The Order Service needing to check whether a user is in good standing (active account, no fraud flags) does not require a synchronous call to the User Service on every order request. The User Service can publish UserStatusChanged events to a Kafka topic. The Order Service maintains a local user_status table, consuming those events:
CREATE TABLE user_order_eligibility (
user_id UUID PRIMARY KEY,
is_eligible BOOLEAN NOT NULL DEFAULT TRUE,
reason VARCHAR(255),
updated_at TIMESTAMP NOT NULL
);
Now the Order Service checks eligibility locally with a single DB read. No network call. No dependency on User Service uptime. The data is eventually consistent — if a user is flagged for fraud, there's a short window where they could still place orders. For most systems, that window (seconds to milliseconds, depending on event processing lag) is acceptable. If it's not acceptable, you have a synchronous query requirement, and you should model it that way explicitly.

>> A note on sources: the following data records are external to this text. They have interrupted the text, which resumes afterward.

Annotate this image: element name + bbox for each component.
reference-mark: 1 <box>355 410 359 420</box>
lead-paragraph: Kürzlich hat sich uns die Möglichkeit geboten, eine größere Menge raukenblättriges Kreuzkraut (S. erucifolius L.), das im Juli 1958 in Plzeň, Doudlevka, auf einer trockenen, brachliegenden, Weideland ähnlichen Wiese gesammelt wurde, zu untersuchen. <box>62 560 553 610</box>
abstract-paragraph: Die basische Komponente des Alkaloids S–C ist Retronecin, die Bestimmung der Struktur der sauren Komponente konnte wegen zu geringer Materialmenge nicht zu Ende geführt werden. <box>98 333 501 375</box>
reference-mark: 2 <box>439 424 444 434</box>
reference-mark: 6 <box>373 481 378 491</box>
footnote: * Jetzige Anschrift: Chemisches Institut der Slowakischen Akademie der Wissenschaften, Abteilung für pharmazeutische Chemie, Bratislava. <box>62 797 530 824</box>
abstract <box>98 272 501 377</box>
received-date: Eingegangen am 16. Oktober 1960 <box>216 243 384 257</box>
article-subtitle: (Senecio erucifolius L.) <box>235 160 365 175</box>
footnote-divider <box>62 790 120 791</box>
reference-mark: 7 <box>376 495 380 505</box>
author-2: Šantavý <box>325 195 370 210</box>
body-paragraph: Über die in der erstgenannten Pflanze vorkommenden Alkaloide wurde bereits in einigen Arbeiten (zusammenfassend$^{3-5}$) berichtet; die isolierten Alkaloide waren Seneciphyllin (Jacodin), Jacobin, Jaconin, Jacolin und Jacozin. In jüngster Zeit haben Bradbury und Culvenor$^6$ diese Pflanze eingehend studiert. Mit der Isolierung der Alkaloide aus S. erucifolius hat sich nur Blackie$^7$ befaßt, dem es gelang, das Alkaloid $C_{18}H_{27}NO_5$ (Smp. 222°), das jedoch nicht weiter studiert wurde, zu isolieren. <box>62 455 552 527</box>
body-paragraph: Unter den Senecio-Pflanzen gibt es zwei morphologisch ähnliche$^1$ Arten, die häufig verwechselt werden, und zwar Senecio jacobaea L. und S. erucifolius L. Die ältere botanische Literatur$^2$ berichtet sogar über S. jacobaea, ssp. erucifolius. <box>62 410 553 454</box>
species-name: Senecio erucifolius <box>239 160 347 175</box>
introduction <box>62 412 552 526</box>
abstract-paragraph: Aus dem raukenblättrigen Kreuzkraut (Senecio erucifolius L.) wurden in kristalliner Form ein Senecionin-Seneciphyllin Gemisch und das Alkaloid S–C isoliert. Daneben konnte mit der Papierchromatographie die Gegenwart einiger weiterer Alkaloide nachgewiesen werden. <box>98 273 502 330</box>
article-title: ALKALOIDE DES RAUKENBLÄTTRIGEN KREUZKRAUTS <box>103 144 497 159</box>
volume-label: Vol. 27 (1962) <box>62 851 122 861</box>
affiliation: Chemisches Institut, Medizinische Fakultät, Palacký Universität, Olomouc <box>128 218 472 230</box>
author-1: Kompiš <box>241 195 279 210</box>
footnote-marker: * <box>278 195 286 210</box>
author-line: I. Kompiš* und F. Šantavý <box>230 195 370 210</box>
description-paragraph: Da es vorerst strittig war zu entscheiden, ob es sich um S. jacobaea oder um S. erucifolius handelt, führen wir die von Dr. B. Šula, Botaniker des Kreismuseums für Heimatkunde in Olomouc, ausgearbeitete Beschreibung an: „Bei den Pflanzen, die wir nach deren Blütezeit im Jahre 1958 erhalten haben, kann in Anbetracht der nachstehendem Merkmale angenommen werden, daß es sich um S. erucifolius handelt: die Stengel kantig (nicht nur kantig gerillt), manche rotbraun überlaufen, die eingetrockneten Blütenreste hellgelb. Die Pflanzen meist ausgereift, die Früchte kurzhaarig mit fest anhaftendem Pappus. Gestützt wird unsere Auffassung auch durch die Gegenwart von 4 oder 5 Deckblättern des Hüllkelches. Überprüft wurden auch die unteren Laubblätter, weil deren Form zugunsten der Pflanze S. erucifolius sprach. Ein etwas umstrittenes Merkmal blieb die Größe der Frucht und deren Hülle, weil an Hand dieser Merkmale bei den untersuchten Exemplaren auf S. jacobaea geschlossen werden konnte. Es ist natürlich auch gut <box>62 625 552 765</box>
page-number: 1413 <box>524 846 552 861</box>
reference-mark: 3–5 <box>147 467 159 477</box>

Orchestration versus choreography
Another source of chatty services is orchestration-heavy design: one service calling a sequence of other services to drive a workflow. The Order Service calls Inventory Service to reserve stock, calls Payment Service to charge the card, calls Fulfillment Service to schedule delivery. Every step is a synchronous dependency, every failure cascades.

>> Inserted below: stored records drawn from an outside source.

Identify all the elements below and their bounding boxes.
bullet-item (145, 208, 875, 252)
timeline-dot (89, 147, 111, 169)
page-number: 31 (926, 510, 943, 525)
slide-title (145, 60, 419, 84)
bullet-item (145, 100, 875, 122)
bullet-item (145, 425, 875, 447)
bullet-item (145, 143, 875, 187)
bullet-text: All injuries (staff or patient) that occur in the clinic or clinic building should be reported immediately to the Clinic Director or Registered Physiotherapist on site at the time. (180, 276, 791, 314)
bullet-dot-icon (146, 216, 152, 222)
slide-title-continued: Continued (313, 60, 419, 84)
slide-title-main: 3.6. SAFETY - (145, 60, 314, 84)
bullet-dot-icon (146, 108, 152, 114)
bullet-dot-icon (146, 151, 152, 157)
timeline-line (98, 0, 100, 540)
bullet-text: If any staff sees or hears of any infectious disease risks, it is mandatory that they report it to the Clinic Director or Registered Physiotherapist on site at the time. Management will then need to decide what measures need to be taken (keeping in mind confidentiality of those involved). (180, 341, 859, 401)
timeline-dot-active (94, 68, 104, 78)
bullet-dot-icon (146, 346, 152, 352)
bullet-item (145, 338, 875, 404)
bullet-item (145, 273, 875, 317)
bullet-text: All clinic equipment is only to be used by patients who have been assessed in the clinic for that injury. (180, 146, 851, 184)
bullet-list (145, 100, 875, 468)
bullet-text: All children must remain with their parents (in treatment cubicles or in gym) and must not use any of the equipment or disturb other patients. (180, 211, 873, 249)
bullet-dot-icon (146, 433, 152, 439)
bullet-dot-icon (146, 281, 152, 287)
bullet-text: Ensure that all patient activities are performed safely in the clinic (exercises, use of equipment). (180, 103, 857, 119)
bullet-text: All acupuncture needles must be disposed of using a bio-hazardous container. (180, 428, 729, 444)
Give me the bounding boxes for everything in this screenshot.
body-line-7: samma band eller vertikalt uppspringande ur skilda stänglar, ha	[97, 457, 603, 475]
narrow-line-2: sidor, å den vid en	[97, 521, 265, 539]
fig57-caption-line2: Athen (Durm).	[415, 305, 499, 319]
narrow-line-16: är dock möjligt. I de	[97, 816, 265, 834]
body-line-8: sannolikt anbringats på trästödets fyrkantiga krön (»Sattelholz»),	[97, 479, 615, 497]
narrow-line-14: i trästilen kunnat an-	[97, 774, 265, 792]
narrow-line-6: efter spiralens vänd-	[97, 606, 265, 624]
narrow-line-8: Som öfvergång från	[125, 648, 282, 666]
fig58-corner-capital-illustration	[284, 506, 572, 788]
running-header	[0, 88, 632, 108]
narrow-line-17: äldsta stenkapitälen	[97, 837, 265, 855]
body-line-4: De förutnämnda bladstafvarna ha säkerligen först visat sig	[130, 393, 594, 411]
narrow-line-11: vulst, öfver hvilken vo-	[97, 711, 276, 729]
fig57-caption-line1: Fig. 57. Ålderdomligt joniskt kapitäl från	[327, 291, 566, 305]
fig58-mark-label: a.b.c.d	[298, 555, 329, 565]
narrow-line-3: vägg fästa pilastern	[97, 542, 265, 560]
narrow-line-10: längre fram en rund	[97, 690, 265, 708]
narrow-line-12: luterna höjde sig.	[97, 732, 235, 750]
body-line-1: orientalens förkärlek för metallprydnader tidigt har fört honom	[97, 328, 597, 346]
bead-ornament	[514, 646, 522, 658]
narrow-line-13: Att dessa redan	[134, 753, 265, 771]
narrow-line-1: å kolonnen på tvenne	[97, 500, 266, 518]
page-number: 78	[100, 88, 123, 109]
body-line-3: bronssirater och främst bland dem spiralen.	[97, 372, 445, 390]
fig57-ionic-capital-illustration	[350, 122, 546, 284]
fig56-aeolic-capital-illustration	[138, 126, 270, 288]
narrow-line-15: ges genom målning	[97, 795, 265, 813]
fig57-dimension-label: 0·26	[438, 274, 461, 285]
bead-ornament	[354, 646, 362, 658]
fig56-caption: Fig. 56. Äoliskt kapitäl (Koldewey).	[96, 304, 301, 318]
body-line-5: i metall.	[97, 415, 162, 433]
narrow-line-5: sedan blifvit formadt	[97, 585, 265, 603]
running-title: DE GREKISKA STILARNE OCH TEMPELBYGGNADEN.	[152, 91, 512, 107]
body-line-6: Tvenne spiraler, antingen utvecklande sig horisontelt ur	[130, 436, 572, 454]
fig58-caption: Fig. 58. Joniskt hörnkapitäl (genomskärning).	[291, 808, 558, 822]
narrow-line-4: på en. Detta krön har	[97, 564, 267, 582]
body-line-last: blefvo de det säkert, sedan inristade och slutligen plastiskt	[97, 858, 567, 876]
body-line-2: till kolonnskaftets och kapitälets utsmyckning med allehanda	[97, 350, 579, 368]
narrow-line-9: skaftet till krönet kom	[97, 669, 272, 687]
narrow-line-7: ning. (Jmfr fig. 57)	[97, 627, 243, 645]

Choreography — event-driven coordination — reduces this coupling. Each service reacts to events from the previous step without being called:
Order Service publishes: OrderConfirmed
→ Inventory Service consumes: reserves stock, publishes: StockReserved
→ Payment Service consumes: charges card, publishes: PaymentCollected
→ Fulfillment Service consumes: schedules delivery, publishes: ShipmentScheduled
No service calls another directly. The workflow emerges from event subscriptions. Adding a new step (fraud check between order confirmation and inventory reservation) means a new consumer, not a change to Order Service. Removing a step means removing a consumer. The coupling is to the event schema, not to other services' APIs.
The downside: workflow state is distributed. Debugging a failed workflow requires correlating events across multiple topics and services. You need distributed tracing and event correlation IDs from the start, not as an afterthought.

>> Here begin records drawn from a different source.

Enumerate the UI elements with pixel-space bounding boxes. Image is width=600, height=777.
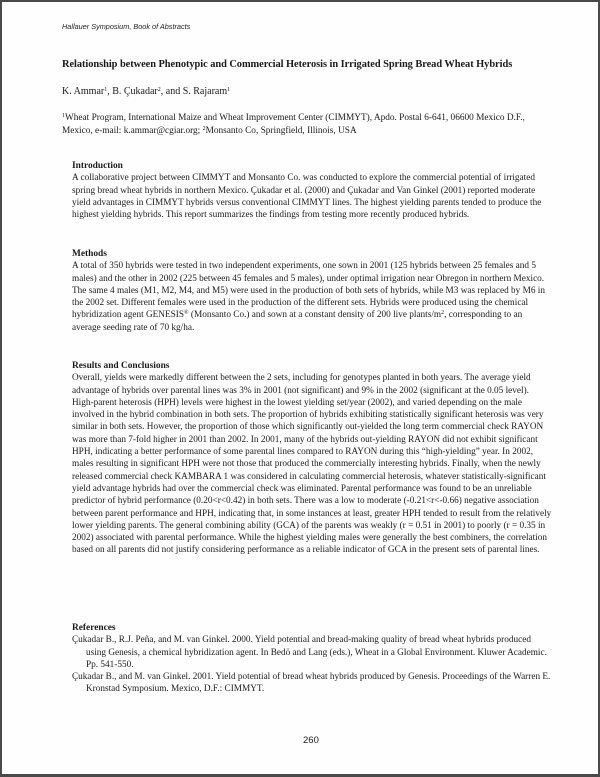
section-body: A collaborative project between CIMMYT and Monsanto Co. was conducted to explore the commercial potential of irrigated spring bread wheat hybrids in northern Mexico. Çukadar et al. (2000) and Çukadar and Van Ginkel (2001) reported moderate yield advantages in CIMMYT hybrids versus conventional CIMMYT lines. The highest yielding parents tended to produce the highest yielding hybrids. This report summarizes the findings from testing more recently produced hybrids.	[72, 173, 542, 221]
affiliation-marker: 1	[62, 113, 65, 119]
author-affiliation-marker: 1	[104, 87, 108, 93]
section-body: Overall, yields were markedly different between the 2 sets, including for genotypes planted in both years. The average yield advantage of hybrids over parental lines was 3% in 2001 (not significant) and 9% in the 2002 (significant at the 0.05 level). High-parent heterosis (HPH) levels were highest in the lowest yielding set/year (2002), and varied depending on the male involved in the hybrid combination in both sets. The proportion of hybrids exhibiting statistically significant heterosis was very similar in both sets. However, the proportion of those which significantly out-yielded the long term commercial check RAYON was more than 7-fold higher in 2001 than 2002. In 2001, many of the hybrids out-yielding RAYON did not exhibit significant HPH, indicating a better performance of some parental lines compared to RAYON during this “high-yielding” year. In 2002, males resulting in significant HPH were not those that produced the commercially interesting hybrids. Finally, when the newly released commercial check KAMBARA 1 was considered in calculating commercial heterosis, whatever statistically-significant yield advantage hybrids had over the commercial check was eliminated. Parental performance was found to be an unreliable predictor of hybrid performance (0.20<r<0.42) in both sets. There was a low to moderate (-0.21<r<-0.66) negative association between parent performance and HPH, indicating that, in some instances at least, greater HPH tended to result from the relatively lower yielding parents. The general combining ability (GCA) of the parents was weakly (r = 0.51 in 2001) to poorly (r = 0.35 in 2002) associated with parental performance. While the highest yielding males were generally the best combiners, the correlation based on all parents did not justify considering performance as a reliable indicator of GCA in the present sets of parental lines.	[72, 373, 552, 556]
section-heading: Introduction	[72, 161, 123, 171]
results-section	[72, 360, 552, 557]
body-text: A total of 350 hybrids were tested in two independent experiments, one sown in 2001 (125 hybrids between 25 females and 5 males) and the other in 2002 (225 between 45 females and 5 males), under optimal irrigation near Obregon in northern Mexico. The same 4 males (M1, M2, M4, and M5) were used in the production of both sets of hybrids, while M3 was replaced by M6 in the 2002 set. Different females were used in the production of the different sets. Hybrids were produced using the chemical hybridization agent GENESIS	[72, 261, 545, 321]
author-name: , and S. Rajaram	[160, 86, 228, 97]
author-affiliation-marker: 2	[157, 87, 161, 93]
superscript: 2	[441, 310, 445, 317]
body-text: (Monsanto Co.) and sown at a constant density of 200 live plants/m	[188, 310, 442, 321]
section-body	[72, 260, 552, 334]
page-number: 260	[303, 735, 319, 746]
introduction-section	[72, 160, 552, 221]
affiliation-text: Wheat Program, International Maize and Wheat Improvement Center (CIMMYT), Apdo. Postal 6-641, 06600 Mexico D.F., Mexico, e-mail: k.ammar@cgiar.org;	[62, 113, 525, 137]
affiliation-marker: 2	[202, 126, 206, 133]
running-head: Hallauer Symposium, Book of Abstracts	[62, 22, 191, 31]
paper-title: Relationship between Phenotypic and Commercial Heterosis in Irrigated Spring Bread Wheat Hybrids	[62, 59, 513, 70]
registered-mark: ®	[184, 310, 189, 317]
reference-item: Çukadar B., R.J. Peña, and M. van Ginkel. 2000. Yield potential and bread-making quality of bread wheat hybrids produced using Genesis, a chemical hybridization agent. In Bedö and Lang (eds.), Wheat in a Global Environment. Kluwer Academic. Pp. 541-550.	[72, 635, 547, 670]
reference-item: Çukadar B., and M. van Ginkel. 2001. Yield potential of bread wheat hybrids produced by Genesis. Proceedings of the Warren E. Kronstad Symposium. Mexico, D.F.: CIMMYT.	[72, 672, 551, 695]
affiliation-text: Monsanto Co, Springfield, Illinois, USA	[205, 126, 357, 137]
section-heading: References	[72, 623, 116, 633]
references-section	[72, 622, 552, 696]
author-list	[62, 86, 230, 97]
author-name: K. Ammar	[62, 86, 105, 97]
section-heading: Methods	[72, 249, 107, 259]
author-name: , B. Çukadar	[107, 86, 158, 97]
affiliations	[62, 112, 542, 139]
author-affiliation-marker: 1	[227, 87, 231, 93]
section-heading: Results and Conclusions	[72, 361, 170, 371]
methods-section	[72, 248, 552, 334]
body-text: , corresponding to an average seeding rate of 70 kg/ha.	[72, 310, 523, 333]
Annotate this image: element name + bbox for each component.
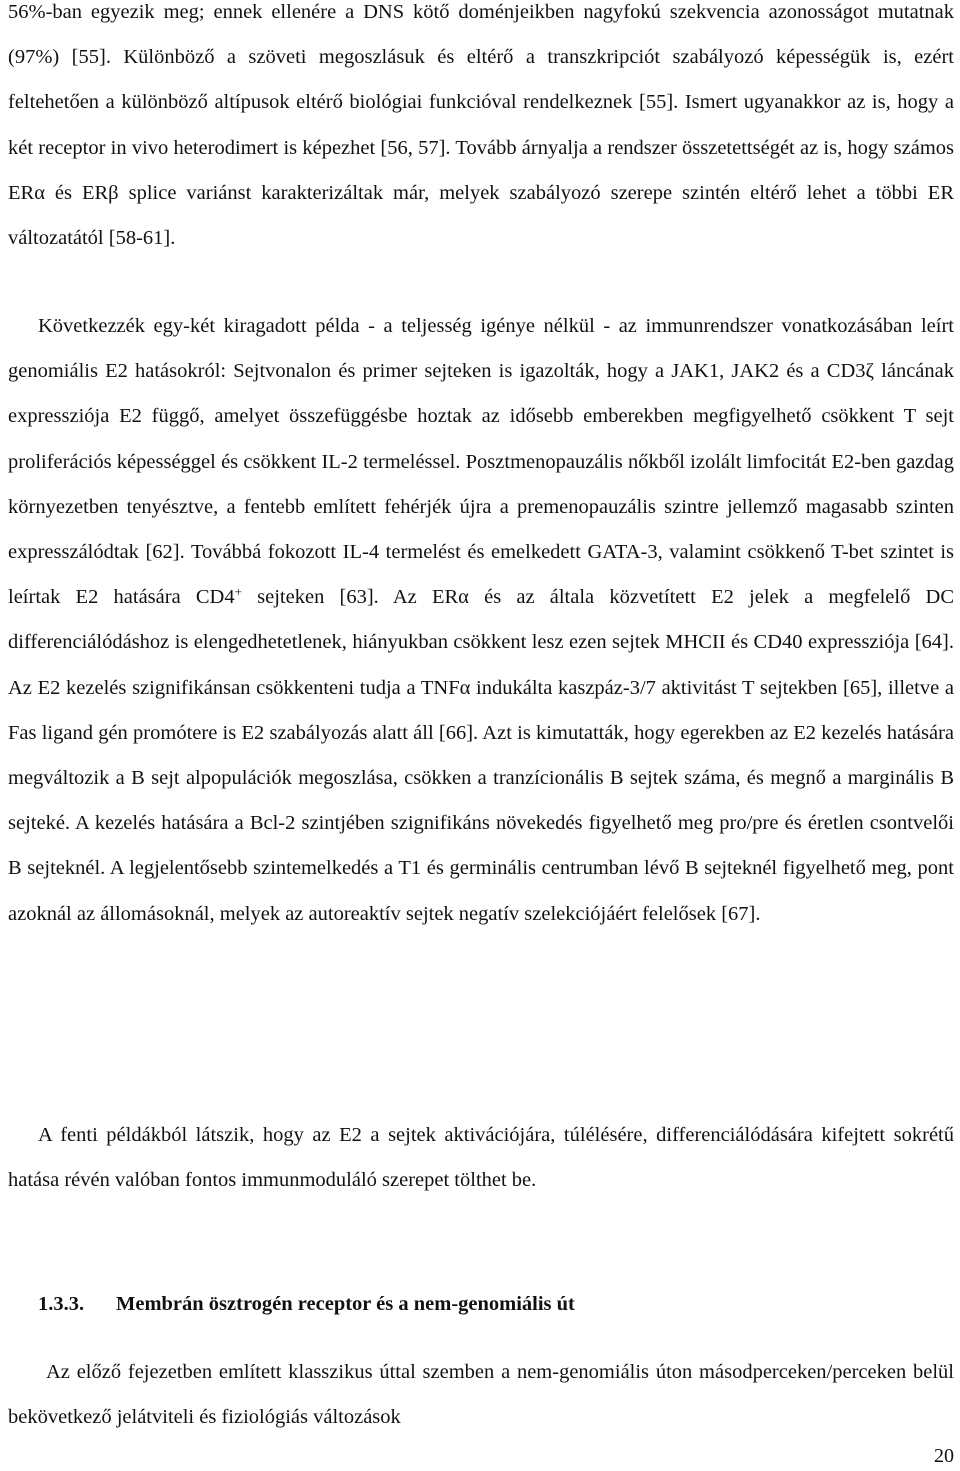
paragraph-text: A fenti példákból látszik, hogy az E2 a sejtek aktivációjára, túlélésére, differenciálódására kifejtett sokrétű hatása révén valóban fontos immunmoduláló szerepet tölthet be. [8, 1124, 954, 1192]
paragraph-text: Az előző fejezetben említett klasszikus úttal szemben a nem-genomiális úton másodperceken/perceken belül bekövetkező jelátviteli és fiziológiás változások [8, 1361, 954, 1429]
paragraph-text: Következzék egy-két kiragadott példa - a teljesség igénye nélkül - az immunrendszer vonatkozásában leírt genomiális E2 hatásokról: Sejtvonalon és primer sejteken is igazolták, hogy a JAK1, JAK2 és a CD3ζ láncának expressziója E2 függő, amelyet összefüggésbe hoztak az idősebb emberekben megfigyelhető csökkent T sejt proliferációs képességgel és csökkent IL-2 termeléssel. Posztmenopauzális nőkből izolált limfocitát E2-ben gazdag környezetben tenyésztve, a fentebb említett fehérjék újra a premenopauzális szintre jellemző magasabb szinten expresszálódtak [62]. Továbbá fokozott IL-4 termelést és emelkedett GATA-3, valamint csökkenő T-bet szintet is leírtak E2 hatására CD4 [8, 315, 954, 609]
paragraph-er-subtypes [8, 0, 954, 261]
paragraph-membrane-receptor [8, 1350, 954, 1440]
section-title: Membrán ösztrogén receptor és a nem-genomiális út [116, 1293, 575, 1315]
superscript-plus: + [234, 584, 242, 600]
paragraph-text-continued: sejteken [63]. Az ERα és az általa közvetített E2 jelek a megfelelő DC differenciálódáshoz is elengedhetetlenek, hiányukban csökkent lesz ezen sejtek MHCII és CD40 expressziója [64]. Az E2 kezelés szignifikánsan csökkenteni tudja a TNFα indukálta kaszpáz-3/7 aktivitást T sejtekben [65], illetve a Fas ligand gén promótere is E2 szabályozás alatt áll [66]. Azt is kimutatták, hogy egerekben az E2 kezelés hatására megváltozik a B sejt alpopulációk megoszlása, csökken a tranzícionális B sejtek száma, és megnő a marginális B sejteké. A kezelés hatására a Bcl-2 szintjében szignifikáns növekedés figyelhető meg pro/pre és éretlen csontvelői B sejteknél. A legjelentősebb szintemelkedés a T1 és germinális centrumban lévő B sejteknél figyelhető meg, pont azoknál az állomásoknál, melyek az autoreaktív sejtek negatív szelekciójáért felelősek [67]. [8, 586, 954, 925]
section-number: 1.3.3. [38, 1293, 85, 1315]
paragraph-conclusion [8, 1113, 954, 1203]
paragraph-text: 56%-ban egyezik meg; ennek ellenére a DNS kötő doménjeikben nagyfokú szekvencia azonosságot mutatnak (97%) [55]. Különböző a szöveti megoszlásuk és eltérő a transzkripciót szabályozó képességük is, ezért feltehetően a különböző altípusok eltérő biológiai funkcióval rendelkeznek [55]. Ismert ugyanakkor az is, hogy a két receptor in vivo heterodimert is képezhet [56, 57]. Tovább árnyalja a rendszer összetettségét az is, hogy számos ERα és ERβ splice variánst karakterizáltak már, melyek szabályozó szerepe szintén eltérő lehet a többi ER változatától [58-61]. [8, 1, 954, 250]
section-heading [38, 1288, 575, 1320]
page-number: 20 [934, 1445, 954, 1467]
paragraph-genomic-effects [8, 304, 954, 937]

When synchronous calls are unavoidable
Some inter-service calls are genuinely synchronous requirements: real-time credit decisions, inventory availability at checkout, pricing at point of sale. These should be the exception, not the default, and they should be designed with the assumption that the downstream service will sometimes be slow or unavailable.
If after restructuring your domain model you still have five synchronous calls per request, look at whether those calls can be parallelized. If they're independent, fan them out concurrently:
CompletableFuture<UserContext> userFuture =
CompletableFuture.supplyAsync(() -> userClient.getOrderContext(userId));
CompletableFuture<InventoryStatus> inventoryFuture =
CompletableFuture.supplyAsync(() -> inventoryClient.getStatus(itemIds));
CompletableFuture.allOf(userFuture, inventoryFuture).join();
// total latency = max(user latency, inventory latency), not sum
But if you find yourself doing this routinely, it's still a signal that the domain model is wrong — you're compensating for a boundary problem with concurrency tricks.
The right question when services won't stop talking: which of these calls could be eliminated by moving data ownership to the service that needs it? Answer that first. Then optimize the calls that remain.